No livro A Brincadeira, que levei para ler, avisa (p.94): “O amor tem tendência a engendrar sua própria lenda, a mitificar seus começos”. Assim, contei o que guardei na lembrança daquele dia muito especial, há 33 anos. “Estava parado a uma esquina quando vi uma bela mulher atravessando a rua vindo do mercado empurrando um carrinho de compra cheio até em cima. Ela parou e cheguei junto perguntado: possa ajuda-la e levar o carrinho? Ela disse: não precisa, moro neste prédio. Engrenei: gostei muito de te ver, podemos nos encontrar logo mais para conversar um bocado? Ela disse: sim".

A repórter e amiga virou para Lili: “E para você, como é que foi?”

Lili contou: “Ele disse que meu esmalte combinava comigo e minhas roupas eram de cores muito alegres...”

A outra pontificou: “Viu, esta é a visão ‘mulherzinha’. É isto que você – virando para mim – deve lembrar sempre".

O livro conta um encontro do personagem com uma jovem: “Por que ao cruzar com ela não continuei o meu caminho? Eu já não encontrara tantas garotas como ela pelas calçadas? Teria sido a luz singular daquela tarde que me fez retardar o passo? Ou teria sido algo no aspecto dela que me tocou e atraiu? Não sei”. Mais a frente ele reconhece que neste encontro “houve de fato uma espécie de visão, sim, vi a essência daquilo que ela se tornou para mim. Eu compreendi na hora, senti e vi claramente como ela era, como uma verdade revelada”.

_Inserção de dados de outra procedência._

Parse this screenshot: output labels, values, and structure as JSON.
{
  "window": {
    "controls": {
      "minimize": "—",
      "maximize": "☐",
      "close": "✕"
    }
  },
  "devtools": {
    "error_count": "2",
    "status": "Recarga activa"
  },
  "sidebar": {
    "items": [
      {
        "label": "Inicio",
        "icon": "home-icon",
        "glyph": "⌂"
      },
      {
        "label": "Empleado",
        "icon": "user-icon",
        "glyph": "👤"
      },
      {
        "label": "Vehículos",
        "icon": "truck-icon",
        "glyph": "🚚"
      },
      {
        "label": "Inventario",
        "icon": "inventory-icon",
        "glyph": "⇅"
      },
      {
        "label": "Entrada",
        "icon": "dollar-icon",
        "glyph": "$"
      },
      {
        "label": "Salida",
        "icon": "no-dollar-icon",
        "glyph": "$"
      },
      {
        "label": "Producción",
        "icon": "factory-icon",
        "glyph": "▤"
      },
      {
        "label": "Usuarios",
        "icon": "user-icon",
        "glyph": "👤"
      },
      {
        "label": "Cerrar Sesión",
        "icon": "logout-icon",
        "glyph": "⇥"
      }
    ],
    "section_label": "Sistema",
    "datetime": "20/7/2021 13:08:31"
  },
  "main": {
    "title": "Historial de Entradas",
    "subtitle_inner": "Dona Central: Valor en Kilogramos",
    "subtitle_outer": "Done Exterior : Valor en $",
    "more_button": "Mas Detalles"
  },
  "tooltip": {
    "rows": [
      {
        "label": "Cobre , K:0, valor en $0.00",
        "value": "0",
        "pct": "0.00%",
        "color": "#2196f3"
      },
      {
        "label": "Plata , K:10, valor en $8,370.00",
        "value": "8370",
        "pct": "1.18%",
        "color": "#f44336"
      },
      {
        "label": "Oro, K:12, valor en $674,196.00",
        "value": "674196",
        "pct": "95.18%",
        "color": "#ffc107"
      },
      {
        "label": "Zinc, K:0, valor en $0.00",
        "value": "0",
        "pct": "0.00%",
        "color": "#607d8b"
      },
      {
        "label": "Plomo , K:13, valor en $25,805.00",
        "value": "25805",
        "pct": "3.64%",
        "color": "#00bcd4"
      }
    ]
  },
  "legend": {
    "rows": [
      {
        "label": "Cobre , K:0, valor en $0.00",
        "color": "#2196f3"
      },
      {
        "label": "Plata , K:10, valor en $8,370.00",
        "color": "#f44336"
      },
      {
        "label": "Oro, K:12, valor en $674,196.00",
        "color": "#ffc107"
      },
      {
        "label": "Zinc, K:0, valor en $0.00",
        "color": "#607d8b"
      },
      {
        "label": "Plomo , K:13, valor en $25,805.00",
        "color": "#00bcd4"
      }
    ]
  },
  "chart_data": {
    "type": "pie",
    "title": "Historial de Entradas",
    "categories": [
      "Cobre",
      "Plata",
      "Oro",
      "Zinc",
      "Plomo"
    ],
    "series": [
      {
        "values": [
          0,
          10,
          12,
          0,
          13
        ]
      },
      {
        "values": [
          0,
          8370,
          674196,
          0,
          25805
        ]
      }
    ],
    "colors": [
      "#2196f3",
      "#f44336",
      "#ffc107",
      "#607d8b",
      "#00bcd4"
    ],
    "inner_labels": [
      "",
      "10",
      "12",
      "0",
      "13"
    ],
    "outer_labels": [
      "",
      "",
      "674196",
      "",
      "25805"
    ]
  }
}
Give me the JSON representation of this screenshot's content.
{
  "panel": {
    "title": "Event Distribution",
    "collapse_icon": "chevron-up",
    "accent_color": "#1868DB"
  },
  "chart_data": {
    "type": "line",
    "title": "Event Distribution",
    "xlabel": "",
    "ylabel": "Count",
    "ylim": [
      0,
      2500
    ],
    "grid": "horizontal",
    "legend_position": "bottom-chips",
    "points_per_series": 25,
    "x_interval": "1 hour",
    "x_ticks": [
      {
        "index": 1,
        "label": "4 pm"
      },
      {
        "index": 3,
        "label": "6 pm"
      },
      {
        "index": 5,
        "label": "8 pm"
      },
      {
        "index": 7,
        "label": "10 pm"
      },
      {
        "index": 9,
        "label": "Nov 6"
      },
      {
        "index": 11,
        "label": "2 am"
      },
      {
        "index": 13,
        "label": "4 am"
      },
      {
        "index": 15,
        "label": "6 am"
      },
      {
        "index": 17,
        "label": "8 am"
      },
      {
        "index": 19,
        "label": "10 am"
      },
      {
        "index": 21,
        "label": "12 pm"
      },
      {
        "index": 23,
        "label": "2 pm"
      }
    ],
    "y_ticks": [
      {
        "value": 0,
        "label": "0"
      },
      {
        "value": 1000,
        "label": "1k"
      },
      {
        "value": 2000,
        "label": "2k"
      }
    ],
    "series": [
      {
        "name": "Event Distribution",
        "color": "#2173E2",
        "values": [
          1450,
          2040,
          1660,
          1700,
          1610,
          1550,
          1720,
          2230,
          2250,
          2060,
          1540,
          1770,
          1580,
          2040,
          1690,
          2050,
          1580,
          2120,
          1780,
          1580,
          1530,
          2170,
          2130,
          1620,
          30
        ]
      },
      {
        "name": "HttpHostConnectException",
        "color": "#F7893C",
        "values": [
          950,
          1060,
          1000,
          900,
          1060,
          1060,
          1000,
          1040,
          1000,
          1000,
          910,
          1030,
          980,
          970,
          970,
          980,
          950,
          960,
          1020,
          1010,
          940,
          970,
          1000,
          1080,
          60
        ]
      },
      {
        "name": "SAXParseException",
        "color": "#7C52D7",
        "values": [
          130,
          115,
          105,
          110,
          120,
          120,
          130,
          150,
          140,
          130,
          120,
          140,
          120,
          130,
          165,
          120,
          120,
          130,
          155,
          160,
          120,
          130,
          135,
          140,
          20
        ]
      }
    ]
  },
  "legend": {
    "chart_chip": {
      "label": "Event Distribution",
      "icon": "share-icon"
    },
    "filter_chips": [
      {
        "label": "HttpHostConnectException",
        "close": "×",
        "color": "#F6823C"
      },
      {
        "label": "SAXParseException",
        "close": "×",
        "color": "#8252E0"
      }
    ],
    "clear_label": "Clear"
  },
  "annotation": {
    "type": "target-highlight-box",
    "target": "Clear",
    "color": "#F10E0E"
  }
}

Outro dia ele lê uma poesia de Frantisek Halas, um poeta húngaro maldito durante o comunismo, acusado de morbidez e de ser existencialista.

"Magra espiga o teu corpo

de onde grão que cai não germina.

Qual espiga magra é teu corpo.

Novelo de seda o teu corpo

recalcado de desejo até o último sulco.

Qual novelo de seda é teu corpo.

Céu de cinzas o teu corpo

e ns tus fímbrias a morte espreita e sonha

Qual céu de cinzas é teu corpo.

Silêncio sem par o teu corpo,

de ver teu pranto tremem minhas pálpebras.

Como teu corpo é silencioso". 

Isso é amor a primeira vista, é poder ver tanto do outro em um breve instante. É o que a inteligente repórter queria arrancar da gente.